In February, I participated in the second summit hosted by an organization called C21 Canada – Canadians for 21st Century Learning and Innovation.  The goal of the organization is to support the accelerated and effective instructional integration of 21st century skills, competencies, teaching practices, and learning technologies into Canada’s education systems.  The belief is that this is essential to position Canadians for success.  The summit brought together stakeholders from across Industry, Government, Education (both the K-12 system and higher Education) who share this belief and have a vested interest in Canadian success. 
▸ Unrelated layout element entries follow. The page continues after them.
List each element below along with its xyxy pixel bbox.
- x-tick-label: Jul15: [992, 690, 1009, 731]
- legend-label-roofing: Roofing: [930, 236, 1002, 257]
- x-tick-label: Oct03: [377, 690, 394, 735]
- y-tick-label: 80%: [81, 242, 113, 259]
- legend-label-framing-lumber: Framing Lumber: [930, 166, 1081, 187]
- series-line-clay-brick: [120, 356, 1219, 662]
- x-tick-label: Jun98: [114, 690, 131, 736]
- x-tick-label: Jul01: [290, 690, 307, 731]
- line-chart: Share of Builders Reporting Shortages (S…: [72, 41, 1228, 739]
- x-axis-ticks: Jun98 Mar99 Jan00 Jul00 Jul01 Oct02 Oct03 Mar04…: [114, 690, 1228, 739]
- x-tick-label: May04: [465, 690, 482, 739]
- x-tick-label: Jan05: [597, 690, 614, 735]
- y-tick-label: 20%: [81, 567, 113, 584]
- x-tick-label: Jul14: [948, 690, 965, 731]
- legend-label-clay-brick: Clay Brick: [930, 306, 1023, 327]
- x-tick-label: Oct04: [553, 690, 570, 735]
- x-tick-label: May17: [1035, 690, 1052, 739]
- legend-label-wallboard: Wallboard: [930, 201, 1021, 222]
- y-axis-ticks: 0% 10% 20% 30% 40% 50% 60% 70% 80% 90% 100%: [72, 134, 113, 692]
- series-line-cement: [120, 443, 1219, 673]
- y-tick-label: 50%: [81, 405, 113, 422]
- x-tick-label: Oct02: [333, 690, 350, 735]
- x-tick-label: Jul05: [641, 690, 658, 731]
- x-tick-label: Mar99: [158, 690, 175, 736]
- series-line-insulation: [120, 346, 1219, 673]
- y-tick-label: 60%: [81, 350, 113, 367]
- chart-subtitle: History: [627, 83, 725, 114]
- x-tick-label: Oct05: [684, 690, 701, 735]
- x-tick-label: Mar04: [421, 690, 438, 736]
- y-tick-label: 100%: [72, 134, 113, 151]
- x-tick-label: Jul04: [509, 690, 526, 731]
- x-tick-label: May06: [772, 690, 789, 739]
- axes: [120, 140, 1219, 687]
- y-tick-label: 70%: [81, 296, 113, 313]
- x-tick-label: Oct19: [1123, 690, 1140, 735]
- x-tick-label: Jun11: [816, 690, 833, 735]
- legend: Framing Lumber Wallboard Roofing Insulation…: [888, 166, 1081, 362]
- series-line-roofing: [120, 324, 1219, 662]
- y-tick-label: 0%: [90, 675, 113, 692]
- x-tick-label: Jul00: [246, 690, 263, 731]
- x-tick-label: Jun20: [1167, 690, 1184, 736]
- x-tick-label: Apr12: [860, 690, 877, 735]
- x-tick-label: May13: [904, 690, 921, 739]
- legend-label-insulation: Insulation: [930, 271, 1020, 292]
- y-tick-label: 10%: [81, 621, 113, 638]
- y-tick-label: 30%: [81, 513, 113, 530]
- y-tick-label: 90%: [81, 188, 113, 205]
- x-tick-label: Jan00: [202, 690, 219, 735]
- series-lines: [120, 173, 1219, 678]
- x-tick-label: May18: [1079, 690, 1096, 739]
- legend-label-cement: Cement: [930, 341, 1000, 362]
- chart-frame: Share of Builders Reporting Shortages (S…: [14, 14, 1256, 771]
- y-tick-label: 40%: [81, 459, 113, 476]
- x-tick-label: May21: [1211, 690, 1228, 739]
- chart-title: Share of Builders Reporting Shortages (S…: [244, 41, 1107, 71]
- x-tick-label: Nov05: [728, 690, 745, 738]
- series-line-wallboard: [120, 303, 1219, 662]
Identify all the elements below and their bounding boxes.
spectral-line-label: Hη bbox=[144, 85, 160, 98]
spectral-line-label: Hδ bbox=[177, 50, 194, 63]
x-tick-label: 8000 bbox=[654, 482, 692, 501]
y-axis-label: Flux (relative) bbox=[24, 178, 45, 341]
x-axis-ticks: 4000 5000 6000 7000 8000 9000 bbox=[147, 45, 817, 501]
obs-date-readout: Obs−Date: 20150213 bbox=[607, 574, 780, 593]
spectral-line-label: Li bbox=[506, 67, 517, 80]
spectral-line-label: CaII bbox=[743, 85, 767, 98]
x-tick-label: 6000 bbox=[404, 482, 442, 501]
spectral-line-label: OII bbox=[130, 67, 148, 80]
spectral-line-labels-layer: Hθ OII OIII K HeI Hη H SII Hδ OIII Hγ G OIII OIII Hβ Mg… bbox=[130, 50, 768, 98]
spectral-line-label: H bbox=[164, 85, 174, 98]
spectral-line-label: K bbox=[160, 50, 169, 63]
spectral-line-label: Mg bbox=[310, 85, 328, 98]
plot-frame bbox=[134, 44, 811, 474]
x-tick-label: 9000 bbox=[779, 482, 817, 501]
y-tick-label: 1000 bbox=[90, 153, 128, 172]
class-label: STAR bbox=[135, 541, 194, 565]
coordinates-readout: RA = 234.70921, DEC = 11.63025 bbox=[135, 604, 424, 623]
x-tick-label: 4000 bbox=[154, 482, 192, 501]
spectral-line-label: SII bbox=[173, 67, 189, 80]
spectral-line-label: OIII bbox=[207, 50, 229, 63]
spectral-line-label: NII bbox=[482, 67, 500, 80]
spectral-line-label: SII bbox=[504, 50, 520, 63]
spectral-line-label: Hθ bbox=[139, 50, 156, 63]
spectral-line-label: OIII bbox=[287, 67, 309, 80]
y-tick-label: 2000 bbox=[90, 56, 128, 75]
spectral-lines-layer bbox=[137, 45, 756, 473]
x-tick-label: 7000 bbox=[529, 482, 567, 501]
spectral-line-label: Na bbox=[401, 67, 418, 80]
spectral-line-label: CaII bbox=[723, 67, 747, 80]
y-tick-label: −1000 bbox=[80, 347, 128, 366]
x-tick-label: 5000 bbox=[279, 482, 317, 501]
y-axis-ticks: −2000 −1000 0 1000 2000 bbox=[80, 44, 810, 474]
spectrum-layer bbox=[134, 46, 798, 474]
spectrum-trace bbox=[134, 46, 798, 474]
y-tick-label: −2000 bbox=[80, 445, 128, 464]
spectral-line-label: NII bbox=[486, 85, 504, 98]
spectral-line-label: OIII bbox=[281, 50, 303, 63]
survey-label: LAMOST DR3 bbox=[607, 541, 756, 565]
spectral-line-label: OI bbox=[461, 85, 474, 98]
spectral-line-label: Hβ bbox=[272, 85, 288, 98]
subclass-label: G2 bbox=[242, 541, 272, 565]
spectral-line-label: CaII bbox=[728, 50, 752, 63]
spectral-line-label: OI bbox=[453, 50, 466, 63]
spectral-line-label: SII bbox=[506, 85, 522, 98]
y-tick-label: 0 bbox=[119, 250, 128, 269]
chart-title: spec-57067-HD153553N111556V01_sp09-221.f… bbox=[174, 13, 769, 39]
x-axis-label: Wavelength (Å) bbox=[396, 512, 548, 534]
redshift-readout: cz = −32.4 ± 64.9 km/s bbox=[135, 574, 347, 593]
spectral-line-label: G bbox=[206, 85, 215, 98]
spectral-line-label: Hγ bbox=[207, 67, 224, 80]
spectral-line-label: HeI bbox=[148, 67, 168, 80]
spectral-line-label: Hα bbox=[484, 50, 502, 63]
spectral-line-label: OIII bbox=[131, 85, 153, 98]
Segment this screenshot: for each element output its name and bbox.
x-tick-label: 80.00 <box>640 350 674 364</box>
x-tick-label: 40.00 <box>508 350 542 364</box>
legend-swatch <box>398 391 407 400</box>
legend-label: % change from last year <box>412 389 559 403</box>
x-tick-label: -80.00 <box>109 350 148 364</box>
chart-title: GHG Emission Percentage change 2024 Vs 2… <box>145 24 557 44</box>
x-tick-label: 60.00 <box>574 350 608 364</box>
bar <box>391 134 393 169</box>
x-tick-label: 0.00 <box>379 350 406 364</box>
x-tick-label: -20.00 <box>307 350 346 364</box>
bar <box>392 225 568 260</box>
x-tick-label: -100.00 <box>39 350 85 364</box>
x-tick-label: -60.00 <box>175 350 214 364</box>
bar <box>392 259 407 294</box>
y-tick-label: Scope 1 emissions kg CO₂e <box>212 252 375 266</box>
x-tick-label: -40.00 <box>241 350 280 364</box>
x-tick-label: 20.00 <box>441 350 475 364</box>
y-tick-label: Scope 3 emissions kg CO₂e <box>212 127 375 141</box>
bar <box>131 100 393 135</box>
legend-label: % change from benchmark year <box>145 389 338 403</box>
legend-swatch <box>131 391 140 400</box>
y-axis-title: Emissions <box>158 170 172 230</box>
The Summit’s agenda featured keynote speakers, as well as panel and group discussions.  Amongst a slate of very interesting keynote speakers was a fireside chat with the Right Honorable Paul Martin.   After getting over being a bit star-struck over having the opportunity to listen to a former Prime Minister in a small, cosy setting, my focus was drawn to how Mr. Martin passionately articulated the impact of Education on the economy and the skills that are needed. He spoke about the amazing opportunities for innovation in education and the relationship to funding.  He expressed that the best way to fight a deficit is to invest in economic growth: "If you do not invest in future capacity, you will shrivel and die".  Talk about impact and a visual!  The other point that Mr. Martin made centers on a question that I have often asked myself–what is the cost of not investing in education or in appropriate technology and training for students and teachers? 
I believe that the question of cost is the one we have to look at seriously, but the language needs to change from the word “cost” to the term “investment”.  Investment in new skills, new professional learning approaches, new supporting technologies, and new ways to assess learning. It is about keeping students (and teachers) more engaged in their education.  More engagement means a better chance of students completing high school and going on to post-secondary education.  With that in place, there is more opportunity for better employment and less drain on social systems and health care.  That is why it is so critical to have many different stakeholders continuing this conversation. 
Of course, if any of this were easy it would all be done by now. That fact is, the shifts in the education system that would lead to these rewards are difficult and challenging. But is that not the case with anything that is worth our time and effort?